Diagonal calendar spread on Applied Materials (AMAT 0.00%↑). Entered at a net debit of $8.50 on 3/24/2026; exited at a net credit of $17.15 on 4/30/2026. Profit: 102%. Signal: PA Top Names.
4-leg hybrid combo on SLB (SLB 0.00%↑). Entered at a net debit of $1.90 on 3/20/2026; exited the put spread at a net debit of $0.20 on 3/30/2026; exited the calendar at a net credit of $5.40 on 5/1/2026. Profit: 174% (return on max risk: 56%). Signal: Market Watchers.
3-leg combo on USA Rare Earth (USAR 0.00%↑). Entered at a net debit of $2.45 on 12/4/2025; sold half of the calls at $10.00 on 1/23/2026; exited the put spread at a net debit of $0.20 on 4/17/2026; sold the other half of the calls at $9.00 on 5/1/2026. Profit: 280% (return on max risk: 154%). Signal: PA Top Names.
3-leg combo on Vistance Networks (VISN 0.00%↑), formerly CommScope Holding (COMM). Entered at a net debit of $0.60 on 9/26/2025; exited the put spread at a net debit of $0.20 on 10/30/2025; sold half of the calls at $3.00 on 11/20/2025; sold the other half of the adjusted VISN calls at $5.85 on 4/30/2026. Profit: 604% (return on max risk: 139%). Signal: PA Top Names.
4-leg combo on Dycom Industries (DY 0.00%↑). Entered at a net debit of $2.85 on 11/3/2025; exited the put spread at a net debit of $0.20 on 11/19/2025; exited the call spread at a net credit of $24.00 on 5/1/2026. Profit: 735% (return on max risk: 163%). Signal: PA Top Names.
Comments
Stocks or Exchange Traded Products
No exits this week, as I haven’t been doing our basic strategy, which involves buying stocks and ETFs, and have been focusing on options instead. Nevertheless, the performance of our system’s top names have nearly doubled that of the SPDR S&P 500 Trust (SPY 1.32%↑) since I launched this Substack in December of 2022.
Options
Another Strong Week
This was another strong week for our options trades: 13 exits, all profitable.
What stands out to me this week is how many different parts of our trade-management process contributed to those gains. Some of these were routine financing-leg exits, with put spreads on names such as Bunge Global, Camtek, Enova International, and dLocal coming off for gains in the high double digits.

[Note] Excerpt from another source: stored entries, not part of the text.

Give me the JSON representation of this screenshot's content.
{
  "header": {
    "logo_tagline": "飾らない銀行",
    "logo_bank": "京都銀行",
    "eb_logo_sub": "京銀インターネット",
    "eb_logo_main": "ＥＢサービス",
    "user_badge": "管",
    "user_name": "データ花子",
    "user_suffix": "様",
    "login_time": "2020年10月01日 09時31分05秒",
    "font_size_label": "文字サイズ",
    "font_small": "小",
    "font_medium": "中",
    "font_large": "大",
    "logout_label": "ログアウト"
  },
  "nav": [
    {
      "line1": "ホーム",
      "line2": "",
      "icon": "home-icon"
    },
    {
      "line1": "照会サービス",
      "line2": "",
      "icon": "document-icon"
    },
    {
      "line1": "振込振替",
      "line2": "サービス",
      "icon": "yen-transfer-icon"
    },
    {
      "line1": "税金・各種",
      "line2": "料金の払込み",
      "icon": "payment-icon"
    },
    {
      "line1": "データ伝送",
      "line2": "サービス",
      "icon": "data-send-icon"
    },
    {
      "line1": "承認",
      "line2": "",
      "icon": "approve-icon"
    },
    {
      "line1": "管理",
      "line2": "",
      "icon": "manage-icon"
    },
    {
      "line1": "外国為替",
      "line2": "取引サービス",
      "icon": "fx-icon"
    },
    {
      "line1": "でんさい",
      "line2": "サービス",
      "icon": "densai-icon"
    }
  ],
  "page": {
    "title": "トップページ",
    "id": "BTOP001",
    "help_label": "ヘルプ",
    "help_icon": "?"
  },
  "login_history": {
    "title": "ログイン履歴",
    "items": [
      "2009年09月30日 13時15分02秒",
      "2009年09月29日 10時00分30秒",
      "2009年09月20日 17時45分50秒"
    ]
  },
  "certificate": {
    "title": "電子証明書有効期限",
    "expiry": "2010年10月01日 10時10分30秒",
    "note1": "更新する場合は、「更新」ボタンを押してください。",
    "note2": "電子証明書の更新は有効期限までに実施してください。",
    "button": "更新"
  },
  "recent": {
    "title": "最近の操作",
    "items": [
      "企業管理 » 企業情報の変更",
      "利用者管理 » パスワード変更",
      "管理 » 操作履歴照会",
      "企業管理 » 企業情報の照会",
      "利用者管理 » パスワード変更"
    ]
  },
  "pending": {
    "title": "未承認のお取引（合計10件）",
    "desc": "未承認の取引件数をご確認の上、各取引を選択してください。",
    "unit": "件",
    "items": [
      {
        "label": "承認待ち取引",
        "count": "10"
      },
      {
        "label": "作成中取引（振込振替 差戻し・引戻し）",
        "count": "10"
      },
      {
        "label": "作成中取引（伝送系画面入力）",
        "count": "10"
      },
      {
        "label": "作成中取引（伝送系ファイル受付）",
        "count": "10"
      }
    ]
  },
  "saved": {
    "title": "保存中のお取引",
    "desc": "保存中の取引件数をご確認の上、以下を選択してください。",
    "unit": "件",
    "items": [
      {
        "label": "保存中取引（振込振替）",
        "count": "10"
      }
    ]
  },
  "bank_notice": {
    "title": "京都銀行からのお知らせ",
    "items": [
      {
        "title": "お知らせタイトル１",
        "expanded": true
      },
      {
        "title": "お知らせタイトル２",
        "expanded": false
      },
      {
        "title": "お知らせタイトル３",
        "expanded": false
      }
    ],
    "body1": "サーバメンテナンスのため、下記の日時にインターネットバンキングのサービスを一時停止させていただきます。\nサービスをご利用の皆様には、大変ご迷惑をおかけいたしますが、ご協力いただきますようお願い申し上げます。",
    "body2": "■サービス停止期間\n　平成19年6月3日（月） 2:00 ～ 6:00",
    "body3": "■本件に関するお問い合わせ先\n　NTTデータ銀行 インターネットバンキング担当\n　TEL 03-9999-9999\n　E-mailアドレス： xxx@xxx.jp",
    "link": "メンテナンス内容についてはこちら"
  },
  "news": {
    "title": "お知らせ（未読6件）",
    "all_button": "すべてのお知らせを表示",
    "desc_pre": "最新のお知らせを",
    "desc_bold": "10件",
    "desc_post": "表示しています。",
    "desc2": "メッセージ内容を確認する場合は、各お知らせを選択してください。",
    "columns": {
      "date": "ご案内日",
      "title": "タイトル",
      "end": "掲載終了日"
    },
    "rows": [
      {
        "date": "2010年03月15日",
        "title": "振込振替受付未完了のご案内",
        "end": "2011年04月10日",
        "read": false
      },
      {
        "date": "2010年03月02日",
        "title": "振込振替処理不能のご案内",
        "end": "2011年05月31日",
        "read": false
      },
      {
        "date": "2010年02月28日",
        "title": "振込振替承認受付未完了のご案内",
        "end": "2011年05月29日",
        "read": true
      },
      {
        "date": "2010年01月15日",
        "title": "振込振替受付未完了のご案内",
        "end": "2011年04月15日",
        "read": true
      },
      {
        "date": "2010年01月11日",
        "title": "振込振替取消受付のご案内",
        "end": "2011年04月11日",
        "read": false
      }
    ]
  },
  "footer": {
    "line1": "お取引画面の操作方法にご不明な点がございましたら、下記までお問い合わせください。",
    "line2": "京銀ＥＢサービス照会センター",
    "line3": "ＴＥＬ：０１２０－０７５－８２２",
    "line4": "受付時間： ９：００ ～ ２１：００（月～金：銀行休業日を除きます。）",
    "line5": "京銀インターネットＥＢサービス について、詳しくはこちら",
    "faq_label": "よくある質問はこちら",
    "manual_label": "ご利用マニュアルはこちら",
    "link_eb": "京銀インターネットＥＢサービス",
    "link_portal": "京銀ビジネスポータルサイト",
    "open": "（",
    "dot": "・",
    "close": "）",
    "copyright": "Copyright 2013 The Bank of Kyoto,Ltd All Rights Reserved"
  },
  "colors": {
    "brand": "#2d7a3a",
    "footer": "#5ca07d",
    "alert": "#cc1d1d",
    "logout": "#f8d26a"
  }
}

Those are not the most exciting exits, but they matter: harvesting those credits reduces risk and lets the bullish side of the trade keep working.
We also had several short calls in hybrid combos collapse enough for us to buy them back cheaply. That happened with Babcock & Wilcox, Freeport-McMoRan, Robinhood Markets, and Frequency Electronics. Those exits did two things at once: they locked in 86% to 96% gains on the short calls, and they restored uncapped upside on the remaining long calls.
Letting The Structures Work
Then there were the bigger full-combo exits. Applied Materials gave us a 102% gain on a diagonal calendar spread. SLB gave us a 174% gain on a hybrid combo tied to the oilfield-services / Gulf reconstruction theme. USA Rare Earth turned into a 280% winner, Vistance Networks—formerly CommScope Holding—turned into a 604% winner, and Dycom Industries closed as a 735% winner.
The Dycom Industries exit is a good example of another rule that has served us well: not trying to squeeze every last dollar out of a call spread. We exited that call spread at $24 on a $30-wide spread, which is the same basic idea as our usual target of around 80% of max width. That leaves something on the table, but it also gets us out before time, volatility, or a reversal can take back too much of the gain.
The broader point is that these trades do not all need to work the same way. Sometimes the put spread does its job and comes off for most of the credit. Sometimes the short call in a hybrid collapses and gives us an uncapped runner. Sometimes the call spread hits our exit target. And sometimes, as with Vistance Networks and USA Rare Earth, we scale out of calls over time and let the second half work.
This week’s exits are a good reminder that disciplined structures matter, but disciplined exits matter too. The goal is not just to find good ideas. It is to structure them so we can survive volatility, harvest premium when it makes sense, and take profits before greed turns a win into something less than a win.